John J. Lee jjl at pobox.com
Sat Aug 16 05:31:14 EDT 2003


Istvan Albert <ialbert at mailblocks.com> writes:

> Mark Daley wrote:
> 
> > format[self.formats.get()][key] = current[key]
> > Now, all disgust from my example aside, shouldn't this line cause a
> > new key
> > (whatever self.formats get() produces) whose contents are an exact copy of
> > current?
> 
> First you need to assure that format[self.formats.get()] contains
> another dictionary as a value.
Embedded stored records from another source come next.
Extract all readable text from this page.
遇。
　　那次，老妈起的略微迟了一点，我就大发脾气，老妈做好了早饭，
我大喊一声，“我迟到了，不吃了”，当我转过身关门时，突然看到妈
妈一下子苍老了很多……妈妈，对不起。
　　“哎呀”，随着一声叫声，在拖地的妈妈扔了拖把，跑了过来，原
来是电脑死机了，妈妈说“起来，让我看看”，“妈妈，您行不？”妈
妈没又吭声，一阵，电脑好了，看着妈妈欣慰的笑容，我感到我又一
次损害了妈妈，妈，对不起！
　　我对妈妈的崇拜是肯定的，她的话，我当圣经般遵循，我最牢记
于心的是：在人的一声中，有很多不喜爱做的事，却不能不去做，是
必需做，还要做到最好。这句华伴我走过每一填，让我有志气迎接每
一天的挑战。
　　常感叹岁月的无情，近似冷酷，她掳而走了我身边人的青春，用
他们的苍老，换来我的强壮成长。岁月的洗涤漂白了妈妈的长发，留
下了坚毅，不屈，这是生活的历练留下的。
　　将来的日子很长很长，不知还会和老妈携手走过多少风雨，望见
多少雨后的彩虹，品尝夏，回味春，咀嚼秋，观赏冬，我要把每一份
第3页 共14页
Here is an example:
> 
> >>>> a = {}
> >>>> a[1] = {}
> >>>> a[1][2] = 1
> 
> works as expected but
> 
> >>>> a[2][3] = 4
> 
> will fail with KeyError:2 because this construct attempts to fetch the
> value corresponding to key 2 and then add to that dictionary the 3/4
> key/value pair.
> 
> It is indeed confusing, I never thought about it and caught me by
> surprise that it is KeyError:2 that is being thrown.

Maybe it's surprising to some Perl users.  Personally, it doesn't
surprise me (and I did come from Perl) that if you didn't add a key 2
to the dictionary a, it complains when you look up 2 in that dict.


> As one parses the expression from left to right it reads as if the
> assignment to key 2 comes first and only then does the assignment
> to key 3 become "active".

That's precisely what *does* happen, if you replace the first
'assignment to' in that sentence with 'item lookup' or 'indexing'.
The key 2 is not automagically created when it's found to be missing.
Perhaps you wanted:

a.setdefault(2, {})[3] = 4

?

How would it know what to index-assign to a[2] otherwise?  A dict?  A
list?  Something else?


> The error message one expects is that a[2]
> does not support assigment.

a[2] doesn't exist in your example above.